Não podemos dizer que nós não vamos fazer nada. A ideia é avisar as pessoas e bombardear onde tem lançamentos, onde tem instalações militares do Hamas na Faixa de Gaza. Infelizmente, por estar dentro de áreas populosas, há também vítimas não envolvidas [com o grupo terrorista], o que nós lamentamos muito.

Não é uma guerra que nós começamos, não é uma guerra nós pedimos, não é uma guerra que nós queremos. Mas também não podemos dizer que o Hamas está imune a qualquer ato israelense por conta disso.

Em entrevista à coluna, o embaixador da Palestina não quis classificar como terroristas os ataques iniciados pelo Hamas e afirmou que eles são uma resposta ao tensionamento provocado pelos governos israelenses contra a população palestina. Como o senhor vê essa análise?
O que você acha? Você viu as imagens lá. Isso é uma maneira de melhorar a vida dos palestinos? Isso é uma maneira de melhorar a posição dos palestinos em qualquer diálogo com Israel? É terrorismo puro.

Ele sabe que é mentira. Qualquer pessoa que disser que não é terrorismo, é mentira, porque não tem outra definição a não ser terrorismo para [o ato de] tirar a cabeça de crianças e sequestrá-las. Ele pode dizer o que ele quiser, mas é bem claro que é bobagem [a informação de que 40 bebês foram decapitados pelo Hamas foi divulgada por um canal de TV israelense, mas não foi confirmada pelo Exército; contudo, famílias inteiras, inclusive crianças, foram mortas durante os ataques].

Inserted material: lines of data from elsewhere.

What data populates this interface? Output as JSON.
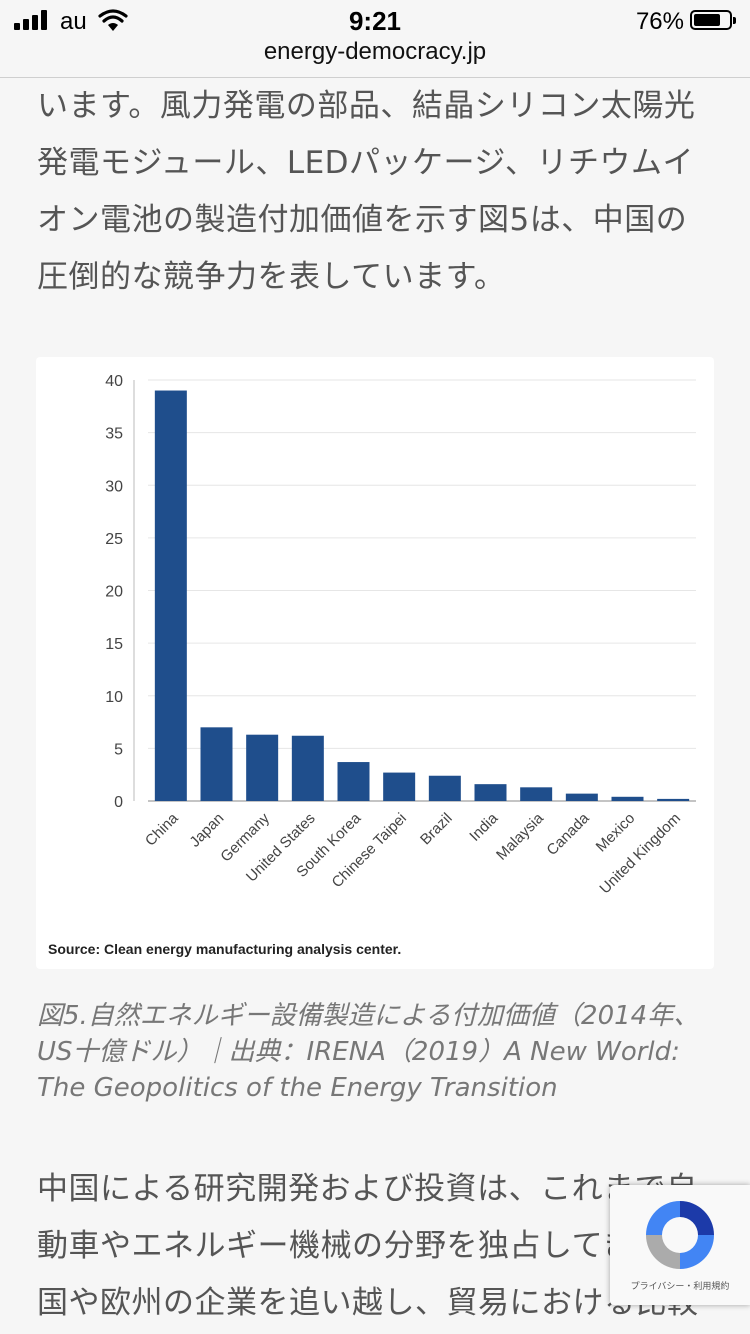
{
  "status_bar": {
    "carrier": "au",
    "time": "9:21",
    "battery": "76%"
  },
  "browser": {
    "url": "energy-democracy.jp"
  },
  "article": {
    "paragraph1": "います。風力発電の部品、結晶シリコン太陽光発電モジュール、LEDパッケージ、リチウムイオン電池の製造付加価値を示す図5は、中国の圧倒的な競争力を表しています。",
    "caption": "図5.自然エネルギー設備製造による付加価値（2014年、US十億ドル）｜出典：IRENA（2019）A New World: The Geopolitics of the Energy Transition",
    "paragraph2": "中国による研究開発および投資は、これまで自動車やエネルギー機械の分野を独占してきた米国や欧州の企業を追い越し、貿易における比較"
  },
  "chart_data": {
    "type": "bar",
    "categories": [
      "China",
      "Japan",
      "Germany",
      "United States",
      "South Korea",
      "Chinese Taipei",
      "Brazil",
      "India",
      "Malaysia",
      "Canada",
      "Mexico",
      "United Kingdom"
    ],
    "values": [
      39,
      7,
      6.3,
      6.2,
      3.7,
      2.7,
      2.4,
      1.6,
      1.3,
      0.7,
      0.4,
      0.2
    ],
    "yticks": [
      "0",
      "5",
      "10",
      "15",
      "20",
      "25",
      "30",
      "35",
      "40"
    ],
    "ylim": [
      0,
      40
    ],
    "grid": true,
    "bar_color": "#1f4e8c",
    "source": "Source: Clean energy manufacturing analysis center."
  },
  "recaptcha": {
    "terms": "プライバシー・利用規約"
  }
}
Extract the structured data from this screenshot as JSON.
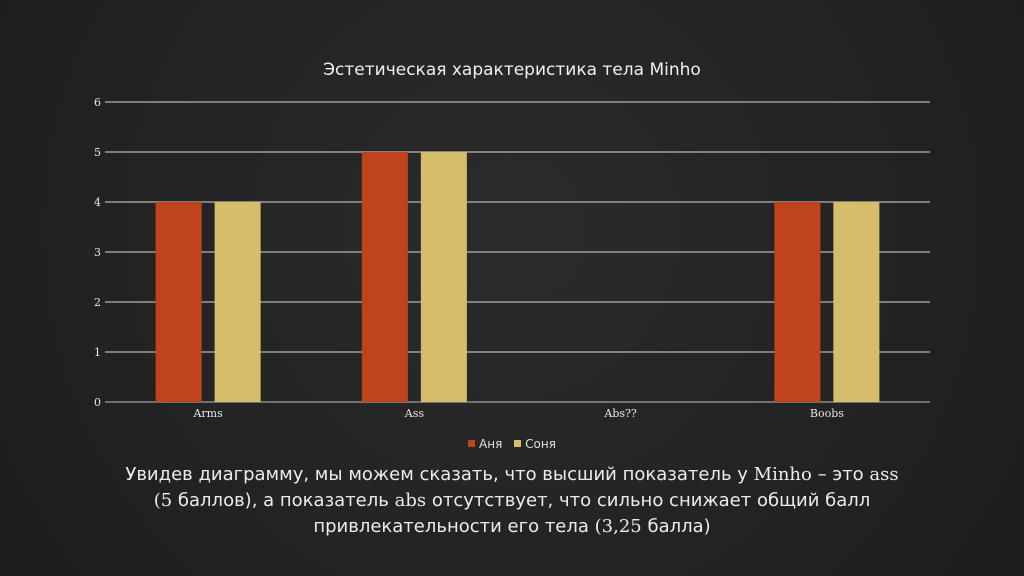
{
  "chart_data": {
    "type": "bar",
    "title": "Эстетическая характеристика тела Minho",
    "categories": [
      "Arms",
      "Ass",
      "Abs??",
      "Boobs"
    ],
    "series": [
      {
        "name": "Аня",
        "values": [
          4,
          5,
          0,
          4
        ],
        "color": "#c0441b"
      },
      {
        "name": "Соня",
        "values": [
          4,
          5,
          0,
          4
        ],
        "color": "#d6bd6a"
      }
    ],
    "ylim": [
      0,
      6
    ],
    "yticks": [
      0,
      1,
      2,
      3,
      4,
      5,
      6
    ],
    "grid": true,
    "legend": "bottom",
    "xlabel": "",
    "ylabel": ""
  },
  "caption": {
    "line1_a": "Увидев диаграмму, мы можем сказать, что высший показатель у ",
    "line1_b": "Minho",
    "line1_c": " – это ",
    "line1_d": "ass",
    "line2_a": "(5",
    "line2_b": " баллов), а показатель ",
    "line2_c": "abs",
    "line2_d": " отсутствует, что сильно снижает общий балл",
    "line3_a": "привлекательности его тела ",
    "line3_b": "(3,25",
    "line3_c": " балла)"
  },
  "colors": {
    "background": "#242424",
    "gridline": "#d8d8d8",
    "text": "#e8e8e8"
  }
}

Aqueles que defendem que o governo Lula ainda não deve classificar o Hamas como terrorista apontam que a ONU não reconhece o grupo dessa forma.
Mas tem países "pequenos e insignificantes" como os Estados Unidos, Grã-Bretanha, União Europeia, Canadá e outros países que definiram o Hamas como grupo terrorista.

A ONU é um órgão muito complicado e difícil. Quando olhamos para alguns países, nós temos a mesma opinião. A definição, acho, deve ser de que é uma organização terrorista.

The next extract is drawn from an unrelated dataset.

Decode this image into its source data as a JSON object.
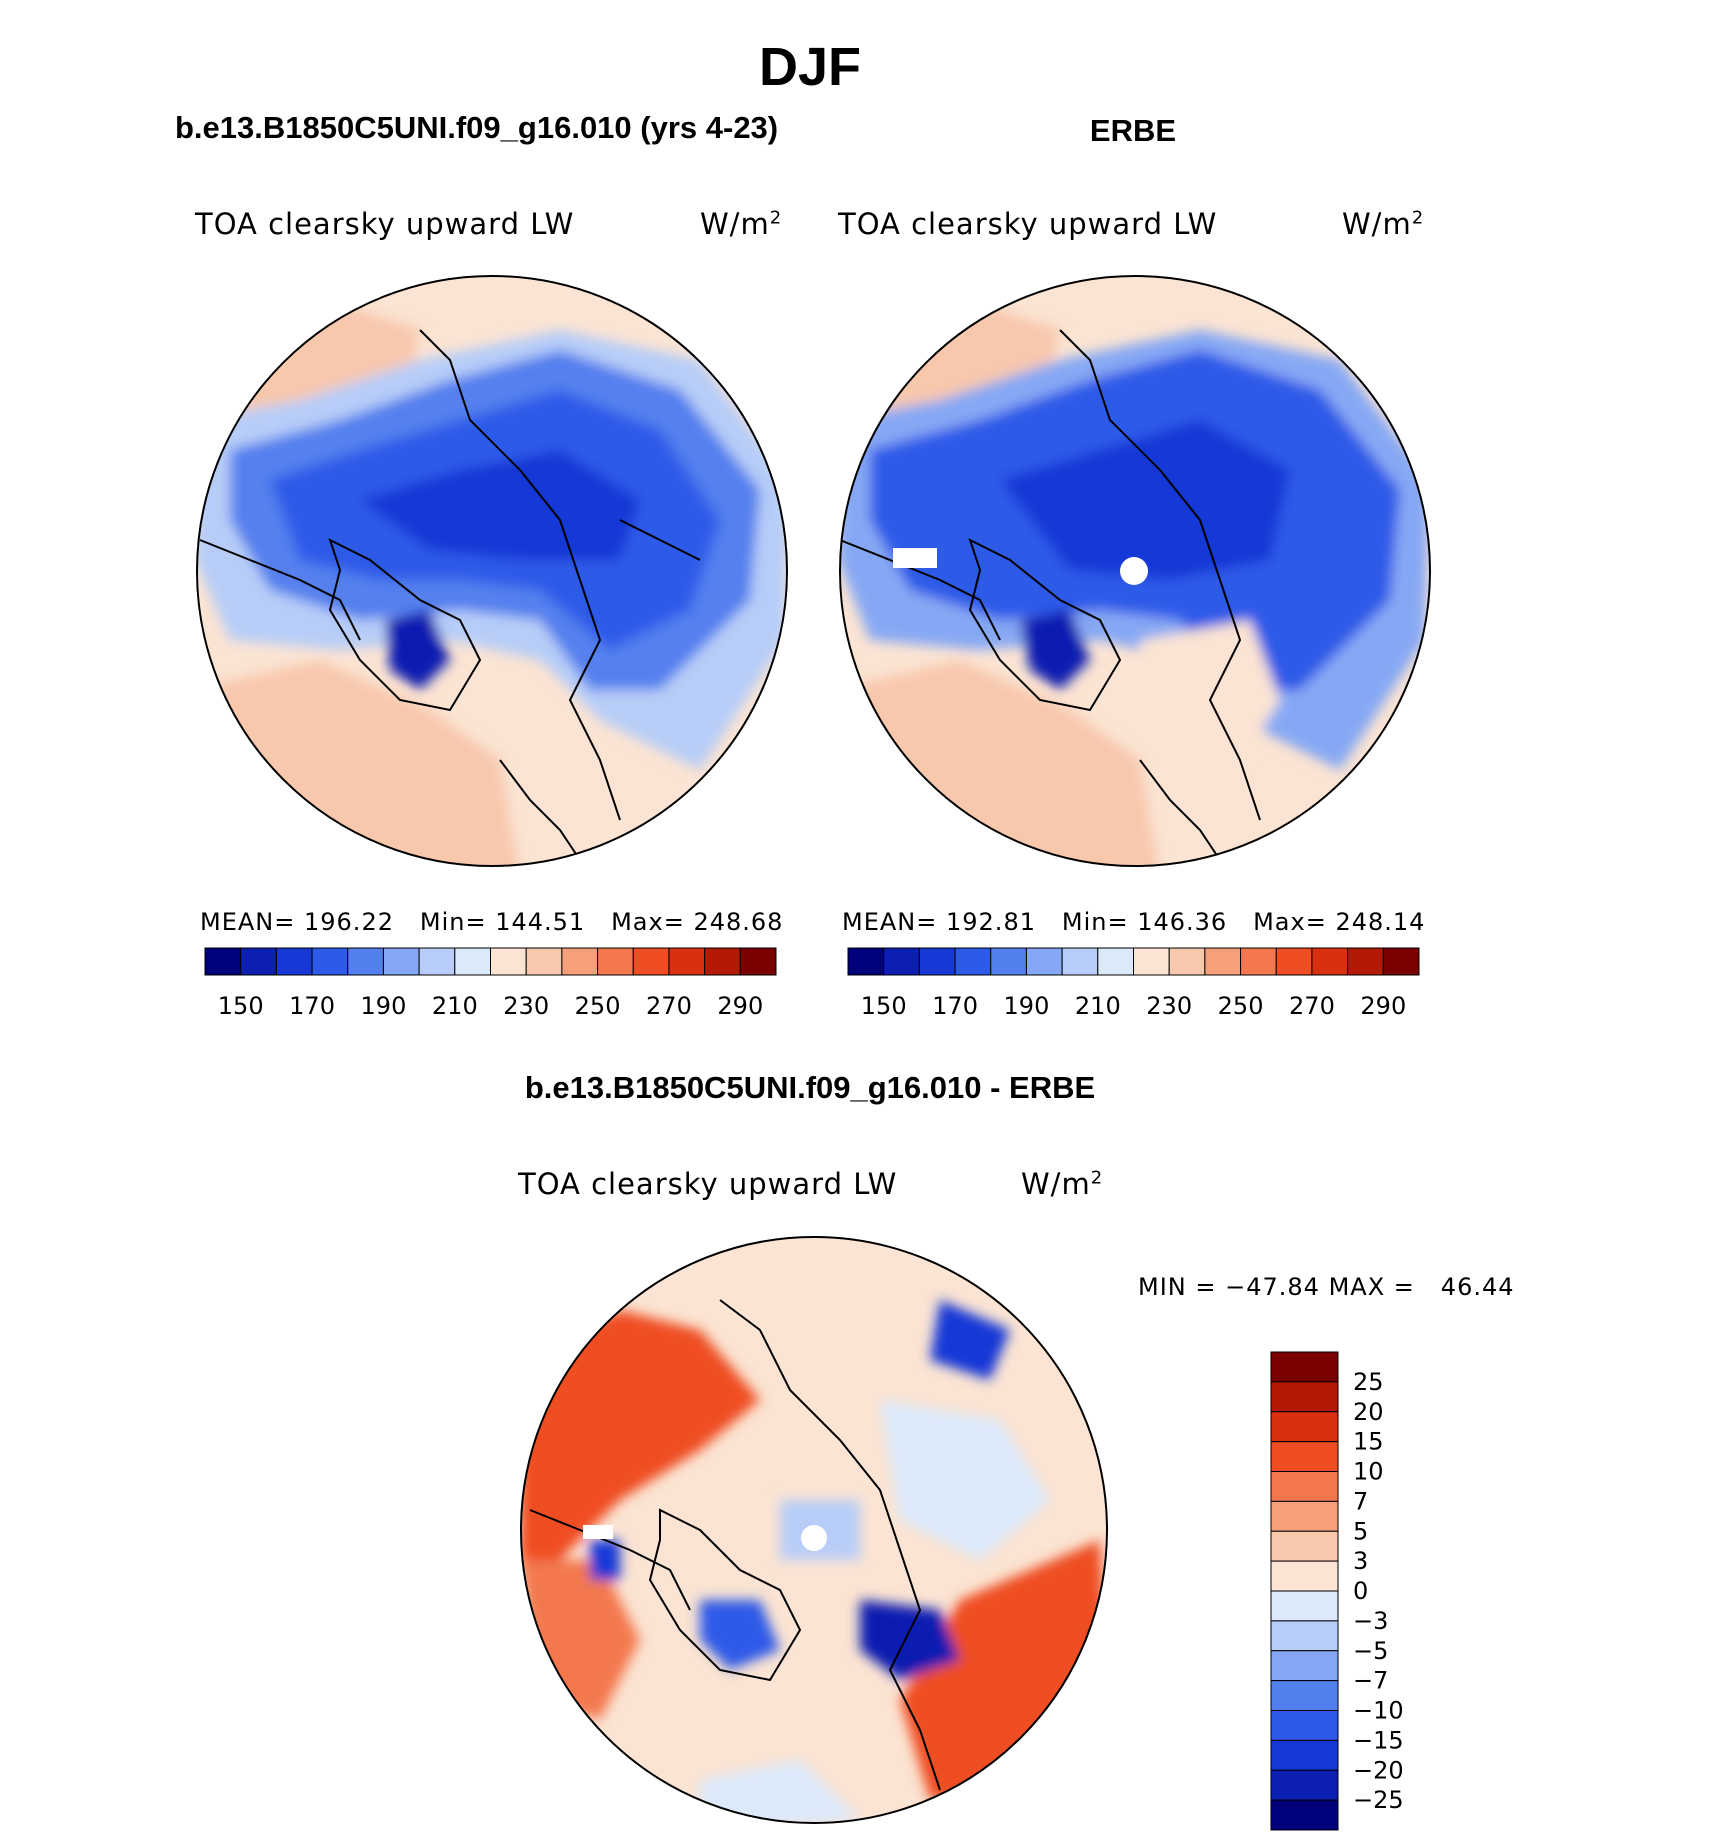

O senhor comentou que Israel faz avisos para que a população saia das áreas que podem ser alvejadas. O governo brasileiro tenta tirar de Gaza cerca de 30 brasileiros que se encontram lá, mas as condições são muito difíceis, está tudo cercado. Se eventualmente o governo conseguir um acordo com o Hamas para fazer um corredor humanitário e retirar esses brasileiros, o governo de Israel aceitaria essa rota?
Honestamente, o único diálogo com o Hamas é por tiros. Não tem diálogo com o Hamas, ele não tem diálogo conosco.

Nós não temos nada contra a possibilidade de cidadãos brasileiros saírem da Faixa de Gaza. Ela tem também uma fronteira com o Egito, é uma coisa que pode funcionar nesse sentido. Mas espero que todos tenham a possibilidade de sair de lá sãos e salvos.

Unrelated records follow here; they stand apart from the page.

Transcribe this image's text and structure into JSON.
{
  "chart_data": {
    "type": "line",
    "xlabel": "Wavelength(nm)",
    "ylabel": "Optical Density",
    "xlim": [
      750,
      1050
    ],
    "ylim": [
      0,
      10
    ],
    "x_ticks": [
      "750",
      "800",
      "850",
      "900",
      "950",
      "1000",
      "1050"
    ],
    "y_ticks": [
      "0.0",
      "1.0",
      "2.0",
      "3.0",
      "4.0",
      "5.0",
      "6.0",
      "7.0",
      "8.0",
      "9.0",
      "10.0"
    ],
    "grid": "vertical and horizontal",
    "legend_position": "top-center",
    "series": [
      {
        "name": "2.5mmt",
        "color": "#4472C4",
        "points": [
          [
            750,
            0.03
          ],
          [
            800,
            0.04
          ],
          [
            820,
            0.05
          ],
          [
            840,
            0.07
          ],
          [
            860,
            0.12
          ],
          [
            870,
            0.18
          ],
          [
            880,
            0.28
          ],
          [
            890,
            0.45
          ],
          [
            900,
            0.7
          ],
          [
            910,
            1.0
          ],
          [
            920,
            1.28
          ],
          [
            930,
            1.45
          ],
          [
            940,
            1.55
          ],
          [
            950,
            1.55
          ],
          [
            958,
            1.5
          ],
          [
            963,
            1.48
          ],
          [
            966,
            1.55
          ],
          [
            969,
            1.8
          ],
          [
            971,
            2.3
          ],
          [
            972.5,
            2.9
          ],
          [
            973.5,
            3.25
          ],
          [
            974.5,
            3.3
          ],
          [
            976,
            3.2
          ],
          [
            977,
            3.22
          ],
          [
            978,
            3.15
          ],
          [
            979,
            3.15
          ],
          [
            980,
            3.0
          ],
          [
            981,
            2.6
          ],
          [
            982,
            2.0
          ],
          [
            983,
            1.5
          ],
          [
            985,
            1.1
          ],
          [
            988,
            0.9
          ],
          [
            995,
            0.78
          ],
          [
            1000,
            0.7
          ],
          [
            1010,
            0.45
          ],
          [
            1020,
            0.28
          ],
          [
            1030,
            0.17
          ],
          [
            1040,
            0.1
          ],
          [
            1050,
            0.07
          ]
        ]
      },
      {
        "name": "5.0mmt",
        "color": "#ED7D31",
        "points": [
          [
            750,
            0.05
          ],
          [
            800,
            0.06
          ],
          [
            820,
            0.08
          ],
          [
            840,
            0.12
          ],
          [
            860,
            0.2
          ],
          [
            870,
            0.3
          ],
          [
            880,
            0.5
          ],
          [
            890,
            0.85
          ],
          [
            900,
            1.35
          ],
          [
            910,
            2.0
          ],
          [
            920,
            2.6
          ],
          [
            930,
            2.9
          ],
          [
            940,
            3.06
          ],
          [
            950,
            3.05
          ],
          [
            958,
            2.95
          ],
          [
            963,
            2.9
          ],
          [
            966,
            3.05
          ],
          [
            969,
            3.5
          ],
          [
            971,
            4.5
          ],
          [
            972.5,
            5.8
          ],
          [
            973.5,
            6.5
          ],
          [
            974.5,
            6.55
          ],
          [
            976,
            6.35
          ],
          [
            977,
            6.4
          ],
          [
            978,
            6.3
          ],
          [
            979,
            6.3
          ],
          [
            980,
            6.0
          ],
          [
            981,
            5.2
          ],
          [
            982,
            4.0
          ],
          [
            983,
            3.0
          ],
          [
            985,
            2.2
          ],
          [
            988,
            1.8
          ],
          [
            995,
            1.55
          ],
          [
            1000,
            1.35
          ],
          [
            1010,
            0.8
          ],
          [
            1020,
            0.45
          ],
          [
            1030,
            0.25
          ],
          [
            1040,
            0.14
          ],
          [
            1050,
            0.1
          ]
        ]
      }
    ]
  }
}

A guerra entre Israel e Hamas gera civis mortos de lado a lado. Até que ponto vale seguir com esse confronto, considerando os custos em vidas de mulheres, crianças e de todos os que morrem?
Essa é uma pergunta que é difícil de responder.

O Oriente Médio não é um lugar onde se pode mostrar fraqueza, onde se pode dizer "ok, me receberam com 4.500 foguetes, mas vou esperar que eles vão parar". Tem o Hizbullah no Líbano, organização terrorista apoiada pelo Irã, e que também apoia o Hamas e ajudou a planejar tudo o que aconteceu.

Isso é uma certeza para Israel? Israel tem como certo o envolvimento do Irã?
Sim, sabemos sobre encontros previstos entre líderes iranianos com pessoas que planejaram [o ataque]. Apoio financeiro, de munição.

Quem pensa que essa coisa vai ficar só no Oriente Médio, está errado. Se o Hamas sair vencedor dessa guerra, sem uma resposta israelense dura, isso vai ter implicações no mundo todo. Outras organizações [terroristas] vão ver que podem implementar o terrorismo e ter, além de atenção, ganhos políticos.

Israel não vai parar amanhã só para contar os seus mortos, mas vai lutar contra o Hamas para vencer e para mostrar a ele que isso não pode se repetir. Não só para o Hamas, mas para outros também.